Featured Engagements
10M events/day Kafka → Spark Streaming Pipeline
Exactly-once · Late-event watermarks · Sub-5s end-to-end latency · AWS EMR
Production Kafka → Spark Structured Streaming pipeline at 10M+ events/day with exactly-once delivery to Delta Lake. Implemented watermark-based late-event handling (30-min tolerance), idempotent MERGE upserts, and a dead-letter queue with automatic replay. Reduced end-to-end data latency from 8 minutes to under 5 seconds.
Enterprise Lakehouse — Databricks Medallion Architecture
50+ siloed AWS Glue jobs → Bronze/Silver/Gold · Unity Catalog · 60% faster pipelines
Replaced a fragmented multi-warehouse topology (50+ isolated AWS Glue jobs, 8 engineering teams, no shared catalog) with a unified Delta Lake medallion architecture on Databricks. Unity Catalog for governance, automated schema contracts via dbt, Photon-powered Gold layer for BI and ML. Pipeline runtime dropped 60%, schema conflicts eliminated.
More Client Work
100TB Warehouse Migration — Redshift & Oracle → Snowflake + BigQuery
Dual-write validation · Zero downtime · p95 query time 42s → 11s
Led migration of 100+ TB from on-premise Oracle and legacy AWS Redshift to Snowflake and BigQuery using a dual-write validation strategy. Re-modelled physical layer (micro-partition clustering, column ordering, incremental ELT with dbt). Achieved 70% query performance improvement and 40% cost reduction with zero-downtime cutover.
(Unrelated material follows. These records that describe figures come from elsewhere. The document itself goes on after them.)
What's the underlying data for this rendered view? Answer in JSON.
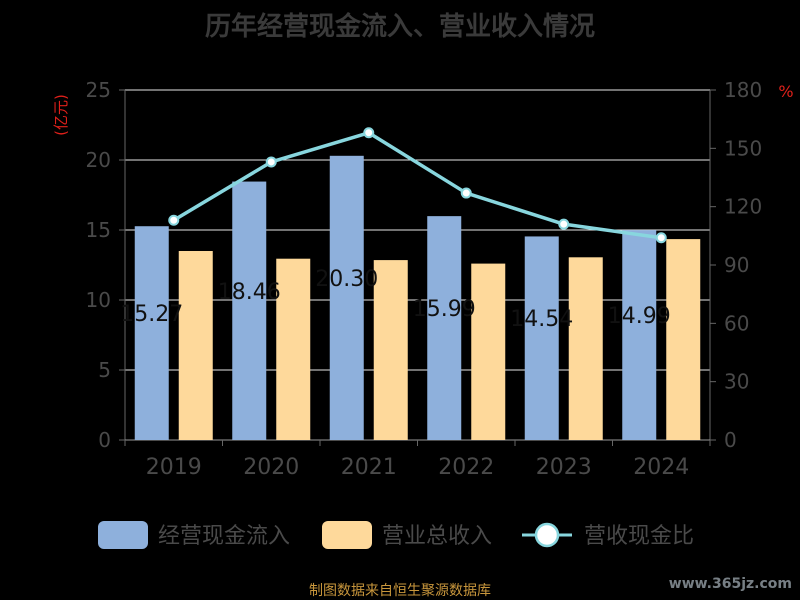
{
  "title": "历年经营现金流入、营业收入情况",
  "footer": "制图数据来自恒生聚源数据库",
  "watermark": "www.365jz.com",
  "chart_data": {
    "type": "bar",
    "categories": [
      "2019",
      "2020",
      "2021",
      "2022",
      "2023",
      "2024"
    ],
    "series": [
      {
        "name": "经营现金流入",
        "type": "bar",
        "axis": "left",
        "color": "#8eb0dc",
        "values": [
          15.27,
          18.46,
          20.3,
          15.99,
          14.54,
          14.99
        ],
        "labels": [
          "15.27",
          "18.46",
          "20.30",
          "15.99",
          "14.54",
          "14.99"
        ]
      },
      {
        "name": "营业总收入",
        "type": "bar",
        "axis": "left",
        "color": "#fed99b",
        "values": [
          13.5,
          12.95,
          12.85,
          12.6,
          13.05,
          14.35
        ]
      },
      {
        "name": "营收现金比",
        "type": "line",
        "axis": "right",
        "color": "#88d6de",
        "values": [
          113,
          143,
          158,
          127,
          111,
          104
        ]
      }
    ],
    "ylabel_left": "(亿元)",
    "ylabel_right": "%",
    "ylim_left": [
      0,
      25
    ],
    "ylim_right": [
      0,
      180
    ],
    "yticks_left": [
      0,
      5,
      10,
      15,
      20,
      25
    ],
    "yticks_right": [
      0,
      30,
      60,
      90,
      120,
      150,
      180
    ],
    "grid": true,
    "legend_position": "bottom"
  }
}
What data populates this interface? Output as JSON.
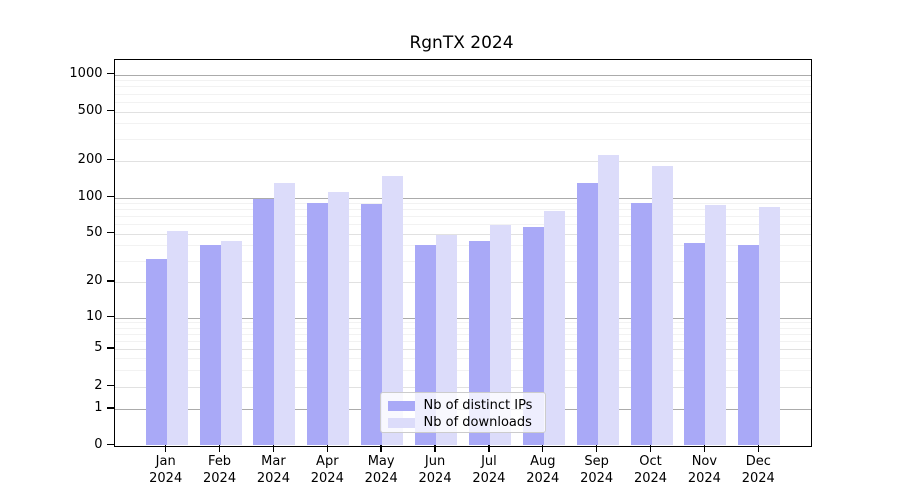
{
  "title": "RgnTX 2024",
  "colors": {
    "distinct_ips": "#a9a9f7",
    "downloads": "#dcdcfa",
    "grid_major": "#ababab",
    "grid_labeled": "#e1e1e1",
    "grid_minor": "#f2f2f2",
    "axis": "#000000"
  },
  "legend": {
    "entries": [
      {
        "label": "Nb of distinct IPs",
        "color_key": "distinct_ips"
      },
      {
        "label": "Nb of downloads",
        "color_key": "downloads"
      }
    ],
    "position": "lower center"
  },
  "chart_data": {
    "type": "bar",
    "title": "RgnTX 2024",
    "categories": [
      "Jan 2024",
      "Feb 2024",
      "Mar 2024",
      "Apr 2024",
      "May 2024",
      "Jun 2024",
      "Jul 2024",
      "Aug 2024",
      "Sep 2024",
      "Oct 2024",
      "Nov 2024",
      "Dec 2024"
    ],
    "series": [
      {
        "name": "Nb of distinct IPs",
        "color_key": "distinct_ips",
        "values": [
          31,
          40,
          97,
          90,
          89,
          40,
          43,
          57,
          130,
          90,
          42,
          40
        ]
      },
      {
        "name": "Nb of downloads",
        "color_key": "downloads",
        "values": [
          52,
          43,
          131,
          111,
          149,
          49,
          59,
          77,
          220,
          180,
          87,
          84
        ]
      }
    ],
    "xlabel": "",
    "ylabel": "",
    "yscale": "symlog",
    "yticks": [
      0,
      1,
      2,
      5,
      10,
      20,
      50,
      100,
      200,
      500,
      1000
    ],
    "ylim": [
      0,
      1300
    ],
    "grid": true,
    "legend_position": "lower center"
  }
}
ML Feature Store — 1,000+ Features, p99 < 8ms Online Serving
Dual-mode offline/online · Point-in-time correct · Zero training-serving skew
Centralised dual-mode feature platform on Databricks: Delta Lake offline store (point-in-time correct for training) and Redis online store (p99 < 8ms for inference) backed by identical feature definitions. Eliminated training-serving skew across 4 ML teams, cut feature engineering time from days to hours.
Real-Time Credit Decisioning — 48h Batch → < 2min Streaming
Kafka + PySpark micro-batch feature engineering · 100K+ apps/day · 95%+ accuracy
Replaced overnight batch credit scoring with a Kafka-driven real-time pipeline. PySpark micro-batch feature engineering computes 200+ credit risk signals in real time, integrated with a REST model serving layer. Reduced decisioning latency from 48 hours to under 2 minutes while maintaining 95%+ model accuracy at 100K+ applications/day.
Data Platform Cost Governance — −40% Spend in 90 Days
Isolation Forest anomaly detection · Terraform auto-remediation · 20+ Databricks workspaces
Automated cost governance framework using Isolation Forest ML to detect runaway Spark clusters, enforce S3 → Glacier storage tiering, and rightsize compute across 20+ Databricks workspaces. Terraform-driven auto-remediation halts anomalous jobs and routes Slack/PagerDuty alerts with per-team chargeback attribution.